So, um, yes! The pack of wild tanuki finally released me...

Jan 14, 2012 00:11

Okay, okay, so I wasn't actually adopted by a pack of tanuki. Although I was kinda adopted for a night by a roving pack of Japanese senior citizens a couple of weeks ago who bought me pocky and grape soda and made me come to karaoke with them, does that count? But yeah, apparently posting every week was excessively ambitious. Old habits die very hard. But I am going to try to do better.

So! My first post from Tokyo! What am I going to talk about tonight? Ueno zoo? The temples in Asakusa? Yoyogi park and the Meiji Jingu Shrine? Akibahara electric town?

All of them, eventually, I hope. But not tonight.

Tonight, I am going to write about public baths.

Good sweet merciful MURGATROYD do I love the public bath.

If there is a heaven, and I get to go there, there had better be a sentou. Seriously.

See, the thing is, my guest house, while it is a very nice guest house and the price is right, has only a shower stall, no bathtub. A minor disappointment, if that. More troublesome is the fact that the bathroom. Is. Not. Heated. This will not be a problem in the summer months, when I imagine we will all be sweltering and trying to peel out of our skin, but in the winter, it means every shower ends with a mad scramble to dive out of the shower stall and into my clothes quickly enough that I won't freeze to death en route.
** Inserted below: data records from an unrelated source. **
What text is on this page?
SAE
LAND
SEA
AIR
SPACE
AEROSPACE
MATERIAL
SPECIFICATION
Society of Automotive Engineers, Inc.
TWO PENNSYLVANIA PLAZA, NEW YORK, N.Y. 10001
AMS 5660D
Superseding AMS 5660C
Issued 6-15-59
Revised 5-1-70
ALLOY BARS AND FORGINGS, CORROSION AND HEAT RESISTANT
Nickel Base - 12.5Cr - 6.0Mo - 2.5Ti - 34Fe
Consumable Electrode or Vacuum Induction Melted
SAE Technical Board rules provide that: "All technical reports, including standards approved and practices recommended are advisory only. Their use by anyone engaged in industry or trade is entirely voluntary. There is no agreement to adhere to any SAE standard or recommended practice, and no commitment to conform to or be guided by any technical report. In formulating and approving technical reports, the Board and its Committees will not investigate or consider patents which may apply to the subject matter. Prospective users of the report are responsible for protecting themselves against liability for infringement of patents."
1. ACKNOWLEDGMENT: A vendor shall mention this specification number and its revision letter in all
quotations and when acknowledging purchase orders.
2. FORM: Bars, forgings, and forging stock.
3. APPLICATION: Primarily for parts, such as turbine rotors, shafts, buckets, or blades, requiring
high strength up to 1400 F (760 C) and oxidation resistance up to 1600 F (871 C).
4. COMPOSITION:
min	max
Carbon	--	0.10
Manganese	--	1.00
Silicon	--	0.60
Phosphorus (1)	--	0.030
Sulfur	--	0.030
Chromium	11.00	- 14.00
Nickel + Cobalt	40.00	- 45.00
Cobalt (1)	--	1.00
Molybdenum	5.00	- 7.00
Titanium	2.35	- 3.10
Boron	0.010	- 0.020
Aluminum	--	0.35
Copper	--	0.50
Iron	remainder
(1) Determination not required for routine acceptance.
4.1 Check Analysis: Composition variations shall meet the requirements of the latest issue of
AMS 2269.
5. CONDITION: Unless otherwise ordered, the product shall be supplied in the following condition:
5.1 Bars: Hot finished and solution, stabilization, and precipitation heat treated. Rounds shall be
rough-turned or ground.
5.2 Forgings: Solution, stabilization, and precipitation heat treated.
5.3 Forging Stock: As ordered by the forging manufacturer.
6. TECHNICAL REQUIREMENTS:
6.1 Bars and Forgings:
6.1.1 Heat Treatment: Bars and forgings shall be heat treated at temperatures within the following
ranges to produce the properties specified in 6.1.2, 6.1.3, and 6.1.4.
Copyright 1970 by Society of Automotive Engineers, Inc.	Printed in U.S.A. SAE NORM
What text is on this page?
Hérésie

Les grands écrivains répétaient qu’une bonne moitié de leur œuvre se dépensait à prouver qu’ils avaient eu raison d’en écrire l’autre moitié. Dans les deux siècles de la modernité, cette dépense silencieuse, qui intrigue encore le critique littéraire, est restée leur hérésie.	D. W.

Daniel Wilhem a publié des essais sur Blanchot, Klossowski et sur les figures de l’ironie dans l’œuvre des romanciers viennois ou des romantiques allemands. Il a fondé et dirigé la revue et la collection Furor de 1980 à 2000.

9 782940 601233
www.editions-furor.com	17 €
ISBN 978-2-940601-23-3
Thankfully, across the street is a sentou, public bath house. And it is warm. Good God, glorious, glorious WARMTH. I can't afford to go every night, but I consider it more than worth it to treat myself once a week just for the chance to be wet and naked and WARM. One of the Japanese ladies there was asking me something about "poka poka" a few trips ago. I had no idea what that meant at the time. She was making vague gestures in the vicinity of her chest; I wondered if she was saying something about my boobs. Well, she still could have been, I guess, but it turns out "poka poka" means something like "a feeling of warmth throughout your body." So now that I've looked that up, yes, wholehearted agreement, ma'am. Poka poka. F*#^ing A.

A lot of Japanese people AND gaijin are surprised to find out I like the sentou. "Aren't you embarrassed? Most foreigners are too embarrassed to go." "Aren't you scared? I could never be naked in front of other people like that." I... don't see the trouble, honestly. It... well, it takes two people to be embarrassed, doesn't it? One person to do something embarrassing, and another person to witness it AS an embarrassing act. No one else in the sentou thinks being naked in the baths is weird or shameful, so why would I? Context is everything, right?

I was honestly much more worried and embarrassed about everything besides nudity. Being naked is easy. Anyone can take their clothes off. But figuring out the complicated protocol of who gets to sit next to the cool water tap so you don't boil, and for how long, THAT has taken me multiple trips to figure out. (As near as I can figure out, nobody's allowed to just ASK for a turn in the good spot, but if someone looks at all overheated, you should ask them if they are hot and immediately offer it to them, and if you're lucky enough to get that seat you have a duty to use your hands to swish the cooler water over to the other bathers. WEEKS it has taken me to parse this. Nobody details this kind of stuff in the travel guides.) I've been petrified of committing some horrible breach of manners. Fortunately, little old ladies keep popping over to correct me and show me the proper way to do things (though I still had to figure out stuff like the cool spot etiquette thing myself)

Mmm. A seated shower in a heated room. Hot water that never runs out. A jacuzzi that doesn't smell like chlorine. No clingy sticky bathing suit to get between you and the water. And today I did laundry, so I brought a fresh change of clothes. Nothing beats getting clean and warm and then putting on fresh clean clothes. I'm still all comfy and glowy. Poka poka. The folks who are too scared to strip don't know what they're missing.